Dans tous les cas, un pilotage intelligent de la recharge semble nécessaire dans l’habitat et le tertiaire (heures creuses/heures pleines, gestion de flotte, load managing, utilisation et stockage d’énergies renouvelables). Ainsi, le programme BienVEnu, mené par 8 partenaires en Île-de-France, est une solution simple de recharge et d’autopartage en habitat collectif existant. BienVEnu a pour objectif d’optimiser la recharge : côté énergétique, pour contrôler l’impact sur le réseau, et optimisation financière. La recharge intelligente doit permettre d’alléger la facture de cette recharge.

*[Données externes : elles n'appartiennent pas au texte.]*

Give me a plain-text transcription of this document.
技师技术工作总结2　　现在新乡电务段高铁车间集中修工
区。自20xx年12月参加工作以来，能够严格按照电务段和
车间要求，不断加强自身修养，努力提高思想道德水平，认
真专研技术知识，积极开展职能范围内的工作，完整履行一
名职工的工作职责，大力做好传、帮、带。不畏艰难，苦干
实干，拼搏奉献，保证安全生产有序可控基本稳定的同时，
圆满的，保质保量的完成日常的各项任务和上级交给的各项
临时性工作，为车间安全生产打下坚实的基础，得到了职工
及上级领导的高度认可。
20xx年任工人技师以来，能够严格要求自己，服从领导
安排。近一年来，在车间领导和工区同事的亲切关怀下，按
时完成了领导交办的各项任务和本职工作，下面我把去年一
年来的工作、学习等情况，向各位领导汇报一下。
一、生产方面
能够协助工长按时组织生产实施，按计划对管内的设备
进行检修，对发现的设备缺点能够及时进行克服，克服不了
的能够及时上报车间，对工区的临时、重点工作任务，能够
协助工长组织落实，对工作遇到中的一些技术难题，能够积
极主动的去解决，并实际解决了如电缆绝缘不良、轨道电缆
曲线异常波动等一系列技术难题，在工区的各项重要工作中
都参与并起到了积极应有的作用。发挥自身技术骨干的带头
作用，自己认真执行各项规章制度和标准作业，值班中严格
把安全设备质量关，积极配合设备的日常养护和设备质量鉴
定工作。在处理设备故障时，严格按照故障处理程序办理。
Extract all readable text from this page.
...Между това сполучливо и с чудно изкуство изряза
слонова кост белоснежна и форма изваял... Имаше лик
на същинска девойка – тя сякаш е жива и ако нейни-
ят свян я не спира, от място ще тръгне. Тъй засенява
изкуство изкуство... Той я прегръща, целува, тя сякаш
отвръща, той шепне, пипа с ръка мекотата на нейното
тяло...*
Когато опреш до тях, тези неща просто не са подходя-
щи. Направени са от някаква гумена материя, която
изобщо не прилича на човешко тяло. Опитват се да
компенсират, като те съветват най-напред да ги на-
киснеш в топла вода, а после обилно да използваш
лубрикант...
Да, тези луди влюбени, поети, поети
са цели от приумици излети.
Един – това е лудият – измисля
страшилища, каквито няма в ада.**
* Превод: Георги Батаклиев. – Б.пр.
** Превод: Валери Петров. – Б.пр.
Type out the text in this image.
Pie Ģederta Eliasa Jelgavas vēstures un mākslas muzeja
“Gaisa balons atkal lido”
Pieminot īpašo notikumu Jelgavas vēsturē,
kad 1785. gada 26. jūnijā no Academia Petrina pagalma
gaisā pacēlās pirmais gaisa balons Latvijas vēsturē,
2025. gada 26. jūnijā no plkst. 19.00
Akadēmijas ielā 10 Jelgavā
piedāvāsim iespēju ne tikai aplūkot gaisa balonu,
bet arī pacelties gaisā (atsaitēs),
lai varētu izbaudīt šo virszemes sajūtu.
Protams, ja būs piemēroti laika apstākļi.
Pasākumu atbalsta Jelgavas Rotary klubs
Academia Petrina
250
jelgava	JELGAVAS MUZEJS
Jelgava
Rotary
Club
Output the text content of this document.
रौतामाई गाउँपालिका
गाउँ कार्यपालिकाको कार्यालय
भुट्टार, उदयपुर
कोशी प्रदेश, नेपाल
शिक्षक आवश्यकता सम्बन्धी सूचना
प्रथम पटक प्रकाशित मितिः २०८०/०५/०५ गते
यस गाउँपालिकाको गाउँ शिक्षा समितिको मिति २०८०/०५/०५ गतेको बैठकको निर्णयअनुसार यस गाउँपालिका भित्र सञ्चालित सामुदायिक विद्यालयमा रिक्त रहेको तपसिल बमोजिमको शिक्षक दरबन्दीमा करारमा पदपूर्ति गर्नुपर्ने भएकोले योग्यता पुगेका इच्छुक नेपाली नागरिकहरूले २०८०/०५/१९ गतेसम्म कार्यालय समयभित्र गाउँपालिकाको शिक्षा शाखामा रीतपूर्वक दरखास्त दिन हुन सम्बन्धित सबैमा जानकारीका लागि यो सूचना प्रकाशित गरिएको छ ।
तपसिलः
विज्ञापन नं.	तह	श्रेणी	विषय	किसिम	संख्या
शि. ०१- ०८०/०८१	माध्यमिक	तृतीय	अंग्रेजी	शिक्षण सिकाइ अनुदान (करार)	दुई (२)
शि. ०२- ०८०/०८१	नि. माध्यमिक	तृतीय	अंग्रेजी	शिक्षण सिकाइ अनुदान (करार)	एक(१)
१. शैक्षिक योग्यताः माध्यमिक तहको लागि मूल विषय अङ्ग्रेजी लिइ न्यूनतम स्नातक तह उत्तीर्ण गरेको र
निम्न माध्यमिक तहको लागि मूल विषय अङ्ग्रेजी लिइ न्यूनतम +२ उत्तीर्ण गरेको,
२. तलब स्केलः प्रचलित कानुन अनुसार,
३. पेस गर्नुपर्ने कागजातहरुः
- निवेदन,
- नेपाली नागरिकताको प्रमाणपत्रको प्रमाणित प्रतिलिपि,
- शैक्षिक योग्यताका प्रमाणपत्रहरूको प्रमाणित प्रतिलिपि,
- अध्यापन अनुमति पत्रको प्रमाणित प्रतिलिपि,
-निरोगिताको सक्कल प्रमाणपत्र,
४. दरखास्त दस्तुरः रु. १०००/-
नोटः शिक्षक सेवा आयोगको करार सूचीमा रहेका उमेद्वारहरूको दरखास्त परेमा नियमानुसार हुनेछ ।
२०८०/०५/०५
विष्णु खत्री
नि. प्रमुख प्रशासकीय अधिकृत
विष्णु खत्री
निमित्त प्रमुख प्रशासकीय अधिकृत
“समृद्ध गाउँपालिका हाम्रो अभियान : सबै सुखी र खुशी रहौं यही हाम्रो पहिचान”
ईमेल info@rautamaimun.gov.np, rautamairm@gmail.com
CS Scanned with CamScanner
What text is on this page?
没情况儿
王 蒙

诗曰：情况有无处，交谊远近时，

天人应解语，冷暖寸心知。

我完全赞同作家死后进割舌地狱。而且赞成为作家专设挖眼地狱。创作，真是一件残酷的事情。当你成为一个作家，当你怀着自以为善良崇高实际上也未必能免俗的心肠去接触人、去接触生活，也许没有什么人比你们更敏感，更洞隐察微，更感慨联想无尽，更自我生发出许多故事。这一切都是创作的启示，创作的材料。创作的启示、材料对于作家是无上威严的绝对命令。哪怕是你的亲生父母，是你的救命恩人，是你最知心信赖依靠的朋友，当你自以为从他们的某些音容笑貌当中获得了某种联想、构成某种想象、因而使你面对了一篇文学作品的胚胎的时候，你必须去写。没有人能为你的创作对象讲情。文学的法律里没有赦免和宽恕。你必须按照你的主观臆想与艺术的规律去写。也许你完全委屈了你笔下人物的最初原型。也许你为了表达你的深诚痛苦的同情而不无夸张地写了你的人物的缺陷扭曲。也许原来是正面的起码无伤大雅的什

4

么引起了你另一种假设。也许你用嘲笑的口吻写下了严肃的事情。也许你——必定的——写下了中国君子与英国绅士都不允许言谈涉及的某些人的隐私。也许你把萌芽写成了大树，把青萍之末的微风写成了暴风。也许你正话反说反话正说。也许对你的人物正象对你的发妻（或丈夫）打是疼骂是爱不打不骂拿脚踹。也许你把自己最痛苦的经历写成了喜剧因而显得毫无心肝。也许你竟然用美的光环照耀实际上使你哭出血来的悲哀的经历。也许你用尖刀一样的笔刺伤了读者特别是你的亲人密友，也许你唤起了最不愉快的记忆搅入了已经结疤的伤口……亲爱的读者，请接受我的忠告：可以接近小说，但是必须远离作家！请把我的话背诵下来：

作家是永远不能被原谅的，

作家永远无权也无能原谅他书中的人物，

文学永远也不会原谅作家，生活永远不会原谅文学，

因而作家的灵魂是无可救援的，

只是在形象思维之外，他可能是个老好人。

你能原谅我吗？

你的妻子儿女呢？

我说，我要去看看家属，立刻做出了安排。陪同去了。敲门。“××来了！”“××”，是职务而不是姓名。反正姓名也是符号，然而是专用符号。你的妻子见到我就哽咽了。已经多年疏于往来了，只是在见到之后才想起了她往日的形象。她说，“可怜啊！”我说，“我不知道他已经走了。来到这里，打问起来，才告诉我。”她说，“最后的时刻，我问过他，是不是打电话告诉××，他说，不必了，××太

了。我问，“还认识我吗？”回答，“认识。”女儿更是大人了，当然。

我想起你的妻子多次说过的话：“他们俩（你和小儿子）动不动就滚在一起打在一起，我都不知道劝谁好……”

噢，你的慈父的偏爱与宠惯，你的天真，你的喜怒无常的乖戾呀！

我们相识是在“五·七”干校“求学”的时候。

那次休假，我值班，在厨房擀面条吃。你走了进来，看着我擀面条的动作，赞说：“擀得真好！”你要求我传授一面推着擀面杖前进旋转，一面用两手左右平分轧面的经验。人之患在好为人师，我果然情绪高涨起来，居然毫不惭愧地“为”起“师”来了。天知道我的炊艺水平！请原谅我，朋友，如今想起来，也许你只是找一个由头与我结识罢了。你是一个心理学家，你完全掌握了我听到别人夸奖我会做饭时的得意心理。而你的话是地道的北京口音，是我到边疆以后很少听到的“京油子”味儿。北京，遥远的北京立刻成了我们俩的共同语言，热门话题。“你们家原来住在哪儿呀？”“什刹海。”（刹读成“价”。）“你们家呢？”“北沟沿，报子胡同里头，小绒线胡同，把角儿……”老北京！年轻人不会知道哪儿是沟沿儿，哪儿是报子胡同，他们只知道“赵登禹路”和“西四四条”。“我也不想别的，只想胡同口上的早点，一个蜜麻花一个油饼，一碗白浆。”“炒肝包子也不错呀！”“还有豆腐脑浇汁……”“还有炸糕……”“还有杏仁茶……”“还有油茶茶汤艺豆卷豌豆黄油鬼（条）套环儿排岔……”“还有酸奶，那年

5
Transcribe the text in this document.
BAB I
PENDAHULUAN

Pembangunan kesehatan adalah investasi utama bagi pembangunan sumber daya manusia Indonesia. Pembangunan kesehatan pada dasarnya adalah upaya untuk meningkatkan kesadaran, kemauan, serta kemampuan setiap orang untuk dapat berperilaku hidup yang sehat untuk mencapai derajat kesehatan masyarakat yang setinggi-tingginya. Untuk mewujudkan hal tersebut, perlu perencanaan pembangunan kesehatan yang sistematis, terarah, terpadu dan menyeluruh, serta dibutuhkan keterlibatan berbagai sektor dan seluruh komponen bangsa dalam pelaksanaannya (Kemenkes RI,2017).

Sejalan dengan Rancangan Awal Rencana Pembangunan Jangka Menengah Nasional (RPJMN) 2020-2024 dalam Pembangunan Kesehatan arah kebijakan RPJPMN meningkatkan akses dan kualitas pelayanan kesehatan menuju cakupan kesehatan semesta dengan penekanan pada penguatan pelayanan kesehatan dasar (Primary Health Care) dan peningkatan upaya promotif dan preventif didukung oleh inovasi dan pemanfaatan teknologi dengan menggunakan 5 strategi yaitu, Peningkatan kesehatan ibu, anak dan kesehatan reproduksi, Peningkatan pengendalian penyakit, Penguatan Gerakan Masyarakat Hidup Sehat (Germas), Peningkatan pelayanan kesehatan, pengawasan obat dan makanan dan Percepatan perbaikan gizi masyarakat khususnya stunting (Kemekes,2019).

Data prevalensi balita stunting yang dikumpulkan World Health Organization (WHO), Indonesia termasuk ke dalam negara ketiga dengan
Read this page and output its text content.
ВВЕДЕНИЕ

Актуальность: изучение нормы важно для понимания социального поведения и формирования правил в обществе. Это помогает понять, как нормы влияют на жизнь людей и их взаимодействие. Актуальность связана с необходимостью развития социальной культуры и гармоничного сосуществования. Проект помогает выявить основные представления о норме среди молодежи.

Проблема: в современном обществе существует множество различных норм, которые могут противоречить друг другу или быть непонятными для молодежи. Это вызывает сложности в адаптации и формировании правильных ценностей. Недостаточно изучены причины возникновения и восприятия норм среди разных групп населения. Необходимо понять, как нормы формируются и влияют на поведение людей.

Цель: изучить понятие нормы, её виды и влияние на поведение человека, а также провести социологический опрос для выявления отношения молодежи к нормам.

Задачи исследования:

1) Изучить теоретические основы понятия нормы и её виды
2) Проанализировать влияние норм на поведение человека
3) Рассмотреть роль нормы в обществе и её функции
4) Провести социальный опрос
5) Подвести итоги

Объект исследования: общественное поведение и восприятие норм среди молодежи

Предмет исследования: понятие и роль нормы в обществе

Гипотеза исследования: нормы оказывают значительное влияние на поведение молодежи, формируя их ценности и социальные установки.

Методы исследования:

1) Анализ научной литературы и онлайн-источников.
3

Des solutions se développent également pour contrôler la disponibilité des bornes. C’est ce que propose la société lyonnaise Hikob dont le système de détection sans fil et de contrôle en temps réel et à distance Instant IRVE va équiper les 850 bornes eborn installées par SPIE dans le Sud-Est.
Ce qui est sûr, c’est que l’intérêt de grands groupes pour le véhicule électrique et les services associés ne se dément pas :
– Shell vient de racheter Newmotion qui exploite plus de 30 000 bornes dans toute l’Europe ;
– Total prévoit d’installer des bornes de recharge dans 300 stations-service ;
– Renault vient de dévoiler son nouveau plan VE et lance Renault Energy Services, une filiale spécialisée dans l’énergie et la mobilité électriques (smart grids, recharge intelligente et seconde vie des batteries) ; filiale qui vient de racheter 25 % de Jedtix société spécialisée dans le « smart charging » ;
– Engie a racheté EV-Box, fabricant de bornes qui dispose d’une base de plus de 50 000 points de recharge en Europe ;
– EDF, via sa filiale Sodetrel, joue un rôle majeur dans le développement des réseaux de bornes et de smart grids.
Où en est la recharge sans fil ?
La recharge des VE sans fil par des systèmes à induction est une solution a priori séduisante, en évitant câbles, prises et bornes encombrantes dans l’espace urbain (et vulnérables au vandalisme). Le test de ce type de charge est l’un des axes de développement du projet MOVEO-TREVE et des recherches sont effectuées depuis plusieurs années par des constructeurs sans dépasser le stade d’expérimentation : le transfert d’énergie se fait entre l’infrastructure de base au sol et le chargeur sous le véhicule qui se gare au-dessus, un échange qui pourrait être bidirectionnel.
Une solution que BMW vient de présenter sous le nom de « BMW Wireless Charging ».
Cette technologie est développée par Qualcomm, avec un rendement énergétique proche des solutions avec câble, en équipant le véhicule d’un récepteur installé sous le plancher. Ce système Qualcomm Halo est aussi testé en situation de mobilité urbaine, permettant des recharges pendant la conduite, y compris sur autoroute. Dans ce projet auquel participe Renault, un système de recharge intégré à la chaussée permettra de recharger les batteries jusqu’à une vitesse de 100 km/h.
Y aura-t-il des autoroutes électrifiées en 2030 pour recharger sa batterie sur de longues distances sans s’arrêter à une borne ? On a envie d’y croire.